Tehnik lain untuk mengurangi agresi adalah dengan belajar mengendalikan prilaku agresif kita sendiri, tidak peduli apakah kita diancam akan dihukum atau tidak. Ada dua hal yang perlu dipelajari yaitu, menekan perilaku agresif secara umum dan menekannya dalam situasi tertentu. Hambatan yang dipelajari ini merupakan control perilaku kekerasan yang paling kuat.

d. Pengalihan

Seringkali orang dibuat frustasi atau jengkel oleh seseorang tetapi tidak dapat membalasnya mungkin karena orang itu terlalu kuat, atau mereka terlalu cemasdan terhambat untuk melakukannya. Dalam situasi semacam ini, mungkin mereka akan mengekspresikan agresi dengan cara lain, diantaranya dengan cara  disebut pengalihan yaitu mengekspresikan terhadap sasaran pengganti.
Jika seseorang melarang anak laki-lakinya menonton bioskop pada hari sekolah, anak itu akan merasa marah dan agresif. Dia tidak menyerang orang tuanya karena si orang tua terlalu kuat dan karena adanya hambatan sosial. Karena itu dia melepaskan kemarahanya pada orang lain. Dia mempunyai sejumlah orang yang bisa diperlukan misalnya, kakaknya, adiknya, maupun teman sebayanya.
e. Katarsis
Katarsis mempunyai arti pelepasan ketegangan emosional yang mengikuti pengalaman yang kuat. Samuel W. dalam Tri Dayakisni menjelaskan dinamika terjadinya katarsis sebagaimana paparan berikut ini yang dimulai dari keadaan seimbang, individu mengalami berbagai macam peristiwa yang menyebabkan dia frustasi atau stress. Kondisi ini selanjutnya dipengaruhi oleh faktor-fakotr lain, misalnya struktur kepribadian, kebiasaan-kebiasaan yang telah tertanam dalam dirinya. Dengan adanya dukungan faktor-faktor ini ketegangan akan mengikat dan timbullah berbagai respon dari dalam diri individu, respon tersebut antara lain : Reinterpretasi, individu berusaha untuk menggunakan akal sehat atau pikirannya untuk menyelesaikan masalah yang sedang dihadapinya.
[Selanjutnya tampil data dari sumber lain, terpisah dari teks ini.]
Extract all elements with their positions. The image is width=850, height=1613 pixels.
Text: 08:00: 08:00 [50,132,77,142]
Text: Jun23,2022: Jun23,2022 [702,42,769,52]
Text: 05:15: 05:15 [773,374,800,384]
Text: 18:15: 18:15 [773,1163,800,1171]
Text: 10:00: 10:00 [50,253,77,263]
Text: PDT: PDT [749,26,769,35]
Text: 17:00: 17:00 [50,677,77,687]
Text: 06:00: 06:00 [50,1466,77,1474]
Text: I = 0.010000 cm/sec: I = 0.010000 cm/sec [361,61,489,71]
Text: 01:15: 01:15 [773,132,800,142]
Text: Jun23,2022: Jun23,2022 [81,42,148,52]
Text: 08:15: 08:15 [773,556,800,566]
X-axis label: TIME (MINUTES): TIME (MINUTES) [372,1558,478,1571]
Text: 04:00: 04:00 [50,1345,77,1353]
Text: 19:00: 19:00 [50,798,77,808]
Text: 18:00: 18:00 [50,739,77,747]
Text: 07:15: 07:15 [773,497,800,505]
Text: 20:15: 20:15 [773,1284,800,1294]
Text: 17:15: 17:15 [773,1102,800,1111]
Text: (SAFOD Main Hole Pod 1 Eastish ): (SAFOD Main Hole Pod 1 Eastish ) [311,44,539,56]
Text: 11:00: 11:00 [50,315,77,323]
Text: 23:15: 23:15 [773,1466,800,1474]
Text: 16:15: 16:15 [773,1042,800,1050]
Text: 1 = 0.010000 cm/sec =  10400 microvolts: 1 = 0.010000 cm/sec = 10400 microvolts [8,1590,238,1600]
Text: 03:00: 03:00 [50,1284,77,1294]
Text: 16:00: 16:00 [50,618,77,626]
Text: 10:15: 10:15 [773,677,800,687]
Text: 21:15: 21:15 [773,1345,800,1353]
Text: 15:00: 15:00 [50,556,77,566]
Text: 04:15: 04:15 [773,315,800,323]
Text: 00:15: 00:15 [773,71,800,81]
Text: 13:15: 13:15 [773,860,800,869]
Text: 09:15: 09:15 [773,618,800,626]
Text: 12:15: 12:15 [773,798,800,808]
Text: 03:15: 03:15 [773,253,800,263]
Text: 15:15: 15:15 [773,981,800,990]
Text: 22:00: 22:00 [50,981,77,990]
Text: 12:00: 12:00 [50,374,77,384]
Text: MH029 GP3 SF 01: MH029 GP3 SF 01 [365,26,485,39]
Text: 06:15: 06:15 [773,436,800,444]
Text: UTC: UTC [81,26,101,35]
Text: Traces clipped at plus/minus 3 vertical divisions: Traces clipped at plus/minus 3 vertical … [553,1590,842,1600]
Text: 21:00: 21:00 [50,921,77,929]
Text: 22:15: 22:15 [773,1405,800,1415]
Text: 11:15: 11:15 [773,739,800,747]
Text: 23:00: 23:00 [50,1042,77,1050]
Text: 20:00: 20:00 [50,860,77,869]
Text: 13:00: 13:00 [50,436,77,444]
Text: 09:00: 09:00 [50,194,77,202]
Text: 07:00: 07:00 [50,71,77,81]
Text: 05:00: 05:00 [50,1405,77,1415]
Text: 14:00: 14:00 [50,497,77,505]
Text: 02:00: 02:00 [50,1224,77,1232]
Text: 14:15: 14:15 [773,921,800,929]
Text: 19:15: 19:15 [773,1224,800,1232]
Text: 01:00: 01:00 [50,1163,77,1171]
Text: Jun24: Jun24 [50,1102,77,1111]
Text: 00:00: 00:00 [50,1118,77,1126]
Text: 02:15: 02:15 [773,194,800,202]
Timbul rasa marah, dimana kemarahan itu dapat berbentuk Supresi, individu melakukan penekanan terhadap rasa marah yang dialami. Hal ini dilakukan mungkin karena norma-norma masyarakat setempat atau norma keluarganya tidak mengijinkan untuk mengekspresikan kemarahan secara terang-terangan. Adanya penekanan ini dapat menimbulkan gangguan yang disebut “ Psikosomastis. “kemarahan itu dapat berbentuk Sublimasi, suatu bentuk penyaluran perasaan tegang atau kemarahan dapat diterima oleh masyarakat. Penyaluran dini dapat berwujud aktivitas-aktivitas kesenian, olah raga maupun aktivitas bisnis yang mengandung persaingan. 

kemarahan itu dapat berbentuk Agresi, yaitu bentuk penyaluran yang dapat merugikan orang lain maupun diri sendiri, karena penyaluran ini bersifat mengganggu dan merusak. Korban agresinya belum tentu pihak yang menyebabkan timbulnya rasa tegang atau kemarahanitu, tetapi dapat juga pihak lainyang tidak bersalah dan benda-benda mati serta binatang.Agresi yang ditujukanpada penyebab agresi disebut dengan “agresi langsung”. Sedang agresi yang dikenakan pada pihak yang tidak bersalah dinamakan “agresi tidak langsung”.